When REN21 was founded in 2004, “the future of renewable energy looked very different than it does today,” said Project Chair Arthouros Zervos. “At that time, calls for 100% renewable energy were not taken seriously. Today, the world’s leading energy experts are engaged in rational discussions about its feasibility, and in what time frame.”
But “wishful thinking won’t get us there,” stressed Executive Secretary Christine Lins. “Only by fully understanding the challenges, and engaging in informed debate about how to overcome them, can governments adopt the right policies and financial incentives to accelerate the pace of deployment.”
The REN21 report—accompanied by an interactive map and a collection of 50 infographics—is organized around 12 “Great Debates” in which the 114 energy experts took part.
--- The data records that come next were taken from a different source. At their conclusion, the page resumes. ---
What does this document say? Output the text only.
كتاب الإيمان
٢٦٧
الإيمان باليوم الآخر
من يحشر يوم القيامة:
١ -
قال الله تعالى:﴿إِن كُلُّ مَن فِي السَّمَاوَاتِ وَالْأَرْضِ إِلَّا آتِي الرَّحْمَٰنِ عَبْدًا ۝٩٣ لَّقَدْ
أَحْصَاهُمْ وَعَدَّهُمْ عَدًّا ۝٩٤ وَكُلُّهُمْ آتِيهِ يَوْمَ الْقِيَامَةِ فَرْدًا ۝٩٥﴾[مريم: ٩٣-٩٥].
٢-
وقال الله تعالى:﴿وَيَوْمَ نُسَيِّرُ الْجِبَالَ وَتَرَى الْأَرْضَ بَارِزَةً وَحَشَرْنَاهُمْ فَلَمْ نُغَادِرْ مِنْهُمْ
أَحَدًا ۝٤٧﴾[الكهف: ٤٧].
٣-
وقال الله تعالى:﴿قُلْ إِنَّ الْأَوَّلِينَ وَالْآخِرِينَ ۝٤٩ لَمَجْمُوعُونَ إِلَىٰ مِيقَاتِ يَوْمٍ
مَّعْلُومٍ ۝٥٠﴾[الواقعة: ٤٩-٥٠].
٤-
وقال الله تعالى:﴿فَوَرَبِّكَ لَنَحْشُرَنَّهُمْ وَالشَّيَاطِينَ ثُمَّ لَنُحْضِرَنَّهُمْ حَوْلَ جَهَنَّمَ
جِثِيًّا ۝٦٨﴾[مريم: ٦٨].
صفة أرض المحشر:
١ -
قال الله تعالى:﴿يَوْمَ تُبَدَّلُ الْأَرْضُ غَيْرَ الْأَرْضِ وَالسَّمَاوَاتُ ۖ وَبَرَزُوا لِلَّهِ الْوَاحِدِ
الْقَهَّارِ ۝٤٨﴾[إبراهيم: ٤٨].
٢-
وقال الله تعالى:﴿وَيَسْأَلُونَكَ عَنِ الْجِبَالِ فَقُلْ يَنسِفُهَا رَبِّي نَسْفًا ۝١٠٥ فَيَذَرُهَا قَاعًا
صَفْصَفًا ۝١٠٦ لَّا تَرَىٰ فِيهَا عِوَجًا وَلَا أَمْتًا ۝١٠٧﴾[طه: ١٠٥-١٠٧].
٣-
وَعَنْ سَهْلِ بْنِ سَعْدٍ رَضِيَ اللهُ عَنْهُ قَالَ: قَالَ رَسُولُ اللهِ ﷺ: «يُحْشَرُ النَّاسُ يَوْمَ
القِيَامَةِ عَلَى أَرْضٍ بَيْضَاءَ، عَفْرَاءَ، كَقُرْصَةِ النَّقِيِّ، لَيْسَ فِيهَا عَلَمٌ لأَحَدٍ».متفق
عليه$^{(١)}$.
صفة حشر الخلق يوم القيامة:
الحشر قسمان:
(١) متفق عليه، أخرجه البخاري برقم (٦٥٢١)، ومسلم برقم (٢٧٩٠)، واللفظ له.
They included the prospects for energy efficiency at the global level, the future of utilities, heating, and renewables for transport, the interconnections between sectors, the role of storage, the role of mega-cities, and how renewables can enable energy access.
In introducing the Great Debates, REN21 stresses that its purpose in canvassing a wide array of specialist opinion was to “present the complex and nuanced opinions and discussions of energy experts from all over the world,” not to publish an advocacy document.
“Holding global average temperature rise well below 2.0°C, not to mention a much safer limit of 1.5°C, requires nothing short of the complete decarbonization of the energy sector,” it states. “But the world is a complex place; what works in one country doesn’t necessarily work in another. Finding solutions for some sectors is easier than for others. The stakes are high—financially, environmentally, and socially—and as the transition progresses, there will be clear winners and losers.”